David y John la miraron un poco preocupados.

—Rebecca, ¿estás bien? —le preguntó John.

—Sí, lo siento —dijo ella, dejando de reír poco a poco, mientras su sonrisa se volvía un poco melancólica—. Es sólo que he recordado algo gracioso…

—¿En una situación así? —le preguntó John—. Yo hago chistes, pero creo que lo tuyo es demasiado…

David miró a Rebecca unos instantes. Su mirada estaba melancólica, como si hubiera recordado algo que la pusiera triste. Tuvo que reprimir un impulso de abrazarla para reconfortarla. Alejando esa idea, se puso a examinar la sala en la que habían entrado. Tenía forma rectangular, con las paredes de cemento frío y gris. Salvo por una mesa y un cadáver, que estaba tirado en el suelo y a medio comer, prácticamente estaba vacía.

Se acercó al cadáver con mucho cuidado y pudo ver que tenía un profundo corte en la garganta además de que le faltaban los intestinos. Literalmente. David supuso aquel desollado mono, babuino según Rebecca, había colaborado encantado en hacerlos desaparecer. Examinó la bata pero no encontró nada más que un paquete de tabaco y unos papeles que no decían nada importante, tan sólo era una carta de la novia del cadáver.

Decepcionado por no haber encontrado nada, salió de la habitación con todos sus sentidos alerta. No quería que otro mono como aquél le atacara. Siguieron por el angosto y ominoso pasillo del que ya empezaba a estar harto. Abrió la puerta y oyó un gruñido. Sacó la Beretta y apuntó al interior. Cuando ya hubieron entrado los tres, algo los atacó. Era enorme, con una silueta humana… pero allí acababa el parecido. Estaba desnuda y carecía de sexo. Todo su cuerpo musculoso estaba cubierto por una piel parecida a la de los anfibios y de un color verde oscuro. Estaba tan inclinado sobre su espalda que sus brazos, increíblemente largos, casi tocaban el suelo, y tanto las manos como los pies acababan en unas garras de aspecto muy afilado. Sus ojos, pequeños y de un color claro luminoso, resaltaban en su liso cráneo reptilesco.
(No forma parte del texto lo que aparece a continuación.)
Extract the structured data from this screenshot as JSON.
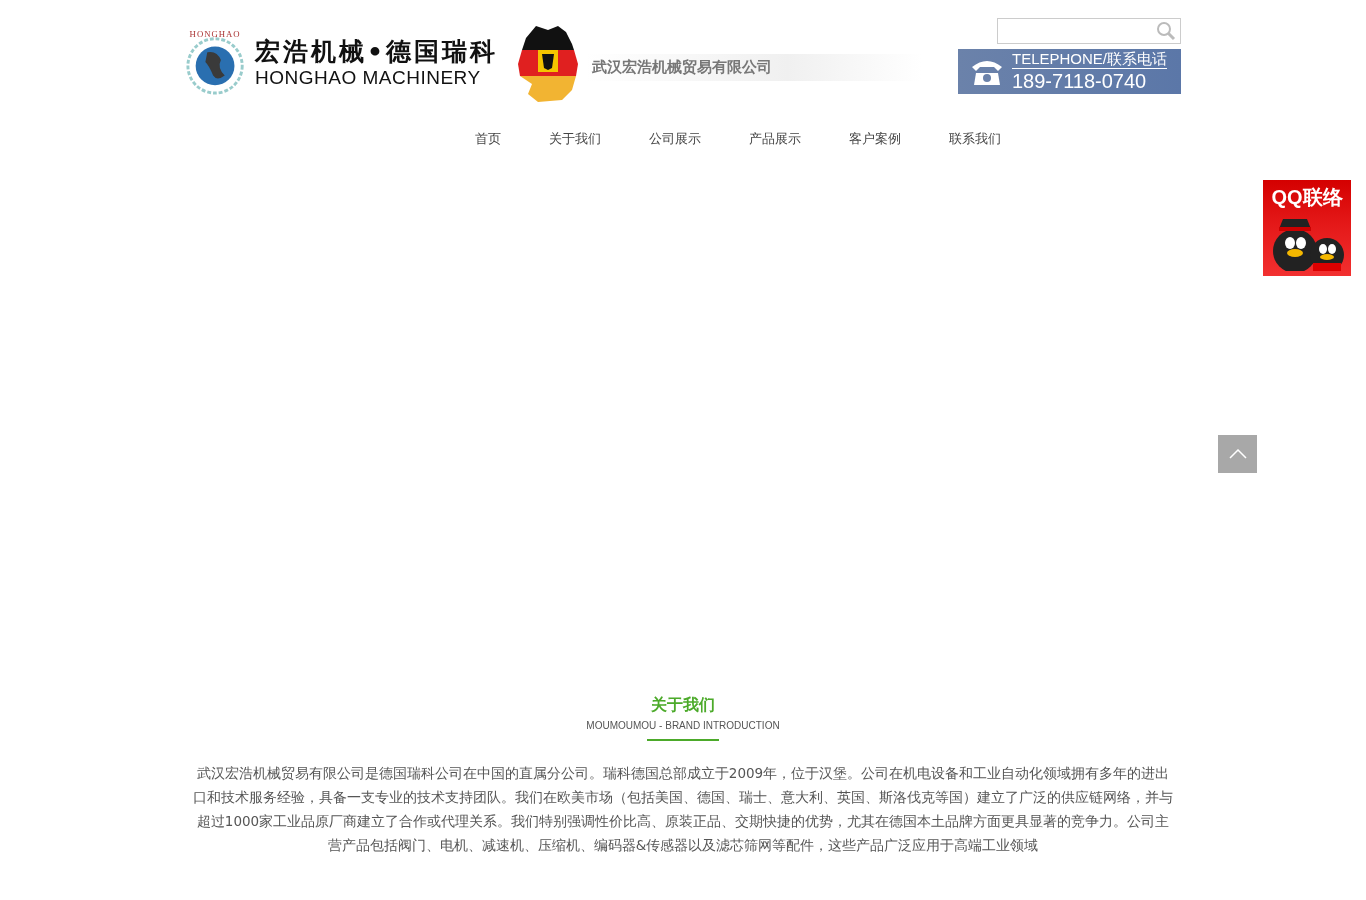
{
  "header": {
    "logo": {
      "ring_text": "HONGHAO",
      "title_cn": "宏浩机械•德国瑞科",
      "title_en": "HONGHAO MACHINERY"
    },
    "company": "武汉宏浩机械贸易有限公司",
    "phone": {
      "label": "TELEPHONE/联系电话",
      "number": "189-7118-0740"
    }
  },
  "nav": [
    {
      "label": "首页"
    },
    {
      "label": "关于我们"
    },
    {
      "label": "公司展示"
    },
    {
      "label": "产品展示"
    },
    {
      "label": "客户案例"
    },
    {
      "label": "联系我们"
    }
  ],
  "qq_badge": {
    "label": "QQ联络"
  },
  "about": {
    "title": "关于我们",
    "subtitle": "MOUMOUMOU - BRAND INTRODUCTION",
    "text": "武汉宏浩机械贸易有限公司是德国瑞科公司在中国的直属分公司。瑞科德国总部成立于2009年，位于汉堡。公司在机电设备和工业自动化领域拥有多年的进出口和技术服务经验，具备一支专业的技术支持团队。我们在欧美市场（包括美国、德国、瑞士、意大利、英国、斯洛伐克等国）建立了广泛的供应链网络，并与超过1000家工业品原厂商建立了合作或代理关系。我们特别强调性价比高、原装正品、交期快捷的优势，尤其在德国本土品牌方面更具显著的竞争力。公司主营产品包括阀门、电机、减速机、压缩机、编码器&传感器以及滤芯筛网等配件，这些产品广泛应用于高端工业领域"
  }
}
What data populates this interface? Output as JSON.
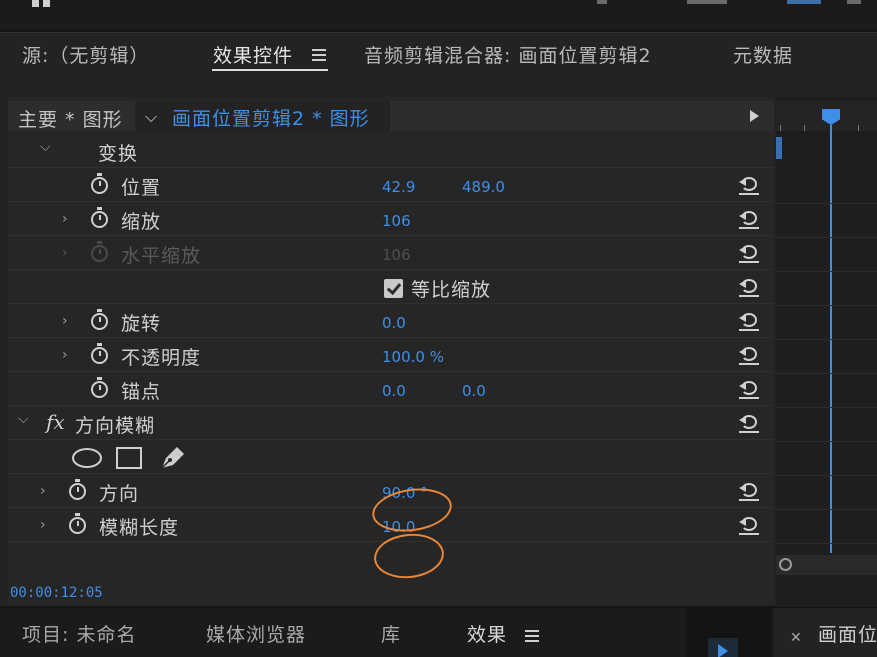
{
  "tabs": {
    "source": "源:（无剪辑）",
    "effect_controls": "效果控件",
    "audio_mixer": "音频剪辑混合器: 画面位置剪辑2",
    "metadata": "元数据"
  },
  "header": {
    "master": "主要 * 图形",
    "clip": "画面位置剪辑2 * 图形"
  },
  "transform": {
    "title": "变换",
    "position": {
      "label": "位置",
      "x": "42.9",
      "y": "489.0"
    },
    "scale": {
      "label": "缩放",
      "value": "106"
    },
    "scale_width": {
      "label": "水平缩放",
      "value": "106"
    },
    "uniform": {
      "label": "等比缩放",
      "checked": true
    },
    "rotation": {
      "label": "旋转",
      "value": "0.0"
    },
    "opacity": {
      "label": "不透明度",
      "value": "100.0 %"
    },
    "anchor": {
      "label": "锚点",
      "x": "0.0",
      "y": "0.0"
    }
  },
  "blur": {
    "fx": "fx",
    "title": "方向模糊",
    "direction": {
      "label": "方向",
      "value": "90.0 °"
    },
    "length": {
      "label": "模糊长度",
      "value": "10.0"
    }
  },
  "timecode": "00:00:12:05",
  "bottom_tabs": {
    "project": "项目: 未命名",
    "media_browser": "媒体浏览器",
    "library": "库",
    "effects": "效果",
    "right_panel": "画面位"
  },
  "colors": {
    "accent": "#3f8fe8",
    "annotation": "#e8873a"
  }
}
La extraña criatura giró la cabeza y fijó su mirada en ellos. Su amplia mandíbula inferior bajó y soltó un chillido agudo como jamás habían oído antes, un grito que llenó su mente de un terror letal. David disparó, y John y Rebecca se le unieron enseguida. Los proyectiles se incrustaron en el pecho de la criatura, lanzándola hacia atrás. El ser trastabilló y se desplomó contra la pared de la sala. Lanzando otro feroz aullido se abalanzó hacia ellos, impulsándose sobre sus poderosas piernas y con las garras extendidas hacia adelante, dispuestas a agarrar y desgarrar su carne. Volvieron a abrir fuego y la criatura volvió a caer, dando zarpazos al aire en un intento de aferrarse a la vida que, poco a poco, iba abandonando su cuerpo. Finalmente, se quedó inmóvil, y supieron que estaba muerto.

Rebecca comenzó a temblar de manera descontrolada. David no la había visto así en ninguna ocasión. Ni siquiera cuando habían entrado en la instalación de la ensenada Calibán. Se acercó a ella y, sin poder evitarlo, le pasó uno de los brazos por encima de los hombros para tranquilizarla. Ella se apoyó en él y le pasó un brazo por la cintura, sin dejar de temblar.

David estaba aturdido y recuperándose de la descarga de adrenalina que acababa de tener. Rebecca estaba apoyada en su pecho, respirando con dificultad y John estaba mirando al suelo, sin poder creerse lo que había pasado.

—¿Estás bien? —le preguntó con suavidad. La joven asintió. David se llevó la mano a la oreja y presionó suavemente un pequeño botón para hablar con el otro equipo—. Eva, ¿me oyes? ¿Responde, por favor?

—David, ¿qué ha pasado? —la voz de Eva sonó preocupada por los auriculares de los equipos de radio de todos ellos. Había notado el tono ansioso en su voz—. Creía que habías dicho que informásemos en media hora.

—Eva, ¿estáis los dos bien? —preguntó David, haciendo caso omiso de la pregunta de Eva.

—Sí, David, ¿qué coño ha pasado? —preguntó Eva, impaciente.

David se tomó unos segundos para contestar.

—Nos ha atacado una especie de criatura humanoide de color verde.

—Un Cazador —dijo Eva con rapidez.

—¿Es ese su nombre? —preguntó Rebecca, entrando en la conversación.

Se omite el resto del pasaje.